In classic Augustinian/Lutheran theology, then, preaching to repentance is meant to do what the secretary does to Clark, wake you up, get you to see you are a sleepwalker, not only wasting the breath given you, but harming those given to love you.
And in classic Augustinian/Lutheran theology, it is an awful thing to be a target of that preaching because it reveals you to be “dead in your trespasses.” That awful diagnosis is meant to be followed with the good news of the Gospel, that Jesus, the Author of Life, died in your place, rose again, and pours out new life on all who believe. It is that message which “makes alive.” It is that message which is not present in Station Eleven.
So the religion that is present in Station Eleven is all isolating. No historic religion is portrayed. We might consider that the artifacts of the church are as gloriously connected as the snow globe, with a hymnal populated by voices across the globe and across time, with the church structures inspired similarly, built ages ago, and repaired and embellished generation after generation.
But in Station Eleven there is only “the Prophet,” a lonely voice with a message of his own making, who does not preach to the living but to the literal dead. The Prophet does not preach repentance and reconciliation to his own flock. He preaches division, that they are better than outsiders.
Mandel’s book is elegant as it is. She may have chosen not to grapple with actual historical religions simply because they would have been too large for her theme and scope. As I, a Lutheran pastor, read Station Eleven, however, I find her work crying out to be addressed by the Gospel handed over to me by generations past, the Gospel which seeks to unite people of all tribes and languages. Lutheran theology sings along on several of her verses and adds a chorus to replace the discord of the lonely prophet.
The theme, for example, of the marvel of the snow globe has long been meditated upon in the Lutheran doctrine of vocation. “Vocation” indicates our stations in life. I am a husband. I am a father. I am a pastor. I am a writer. I am a son. I am a brother. I am a customer. I am a patron of the arts. I could go on. God has placed me in these vocations, offering me opportunities to connect with other human beings. These bridges from one to another can sometimes feel like duty-bound burdens, tempting me to be minimally present. But when I embrace these duties through humble service, I find myself caught up in endeavors that transcend my lonely self, even as they remain mundane. The baker goes about his daily grind, even as he is part of the answer to so many prayers, “Give us this day our daily bread.” For more on vocation, a reader does well to turn to Gene Veith’s book God at Work.

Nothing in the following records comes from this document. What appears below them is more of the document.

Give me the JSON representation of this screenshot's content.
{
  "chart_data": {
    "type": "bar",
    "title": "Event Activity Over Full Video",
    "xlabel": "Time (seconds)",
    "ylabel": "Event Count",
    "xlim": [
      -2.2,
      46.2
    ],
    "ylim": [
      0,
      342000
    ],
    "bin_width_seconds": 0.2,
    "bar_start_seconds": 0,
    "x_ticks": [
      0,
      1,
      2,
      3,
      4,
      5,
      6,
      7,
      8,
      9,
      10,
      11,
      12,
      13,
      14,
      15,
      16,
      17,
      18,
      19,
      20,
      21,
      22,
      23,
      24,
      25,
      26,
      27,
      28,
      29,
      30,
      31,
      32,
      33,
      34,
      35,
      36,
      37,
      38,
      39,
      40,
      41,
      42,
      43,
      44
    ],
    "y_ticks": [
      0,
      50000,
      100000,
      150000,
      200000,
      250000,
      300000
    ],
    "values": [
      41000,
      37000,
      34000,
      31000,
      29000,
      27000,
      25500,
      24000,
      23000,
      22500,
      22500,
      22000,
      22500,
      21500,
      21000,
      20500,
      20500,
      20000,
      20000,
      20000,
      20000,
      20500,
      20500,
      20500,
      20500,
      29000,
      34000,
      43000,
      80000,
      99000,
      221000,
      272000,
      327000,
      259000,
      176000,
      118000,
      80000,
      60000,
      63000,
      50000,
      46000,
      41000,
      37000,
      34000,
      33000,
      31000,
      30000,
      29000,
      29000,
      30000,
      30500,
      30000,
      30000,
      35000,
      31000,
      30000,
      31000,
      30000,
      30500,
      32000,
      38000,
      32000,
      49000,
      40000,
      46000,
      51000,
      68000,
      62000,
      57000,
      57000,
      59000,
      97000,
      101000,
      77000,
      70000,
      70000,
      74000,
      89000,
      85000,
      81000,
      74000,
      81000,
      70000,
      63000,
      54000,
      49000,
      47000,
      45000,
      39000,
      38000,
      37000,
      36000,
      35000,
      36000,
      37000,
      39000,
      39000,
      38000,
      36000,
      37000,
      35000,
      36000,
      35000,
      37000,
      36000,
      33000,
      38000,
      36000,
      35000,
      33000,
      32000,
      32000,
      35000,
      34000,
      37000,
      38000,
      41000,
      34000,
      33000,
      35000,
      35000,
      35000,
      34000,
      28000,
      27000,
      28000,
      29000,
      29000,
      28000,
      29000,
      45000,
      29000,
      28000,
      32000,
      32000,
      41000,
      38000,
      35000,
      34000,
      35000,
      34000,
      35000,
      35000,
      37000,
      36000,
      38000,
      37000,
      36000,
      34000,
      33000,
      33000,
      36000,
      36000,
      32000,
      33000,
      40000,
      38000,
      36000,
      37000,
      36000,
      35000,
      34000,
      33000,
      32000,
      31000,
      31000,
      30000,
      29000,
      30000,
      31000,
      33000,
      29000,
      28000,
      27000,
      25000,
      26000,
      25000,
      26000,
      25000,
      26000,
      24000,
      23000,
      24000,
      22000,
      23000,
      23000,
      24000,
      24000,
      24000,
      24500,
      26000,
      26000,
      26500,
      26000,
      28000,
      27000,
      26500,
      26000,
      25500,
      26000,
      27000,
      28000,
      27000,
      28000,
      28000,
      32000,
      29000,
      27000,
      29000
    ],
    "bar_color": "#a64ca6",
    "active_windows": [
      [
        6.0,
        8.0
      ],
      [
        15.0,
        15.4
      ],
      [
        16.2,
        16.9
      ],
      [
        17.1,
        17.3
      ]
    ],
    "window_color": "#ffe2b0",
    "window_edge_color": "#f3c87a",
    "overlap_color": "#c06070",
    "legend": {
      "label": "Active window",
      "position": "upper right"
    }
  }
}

Finally, the theme of repentance is, of course, central in Christian theology. Luther himself had to learn the point of repentance. Luther once spent the better part of a day in confession, listing everything he did wrong. The purpose of repentance is not to wallow in what can’t be changed. The purpose of repentance is to humble yourself so that you can become more present, not just to your fellow men around you, but to the God who renews you. Repentance prepares you for a message which always cuts against isolation, the Gospel of Emmanuel. The Son of God was born into this mundane world to live among us to show grace in this fallen world. He’s promised an eternal restoration, He remains with us in grace.
Station Eleven is well worth a read. It presents a disappointing picture of religion, but, after all, there are plenty of misleading religions. Besides, the wisdom it does present is not only harmonious with traditional Christianity, it is the kind of book to open ears to hear that wisdom.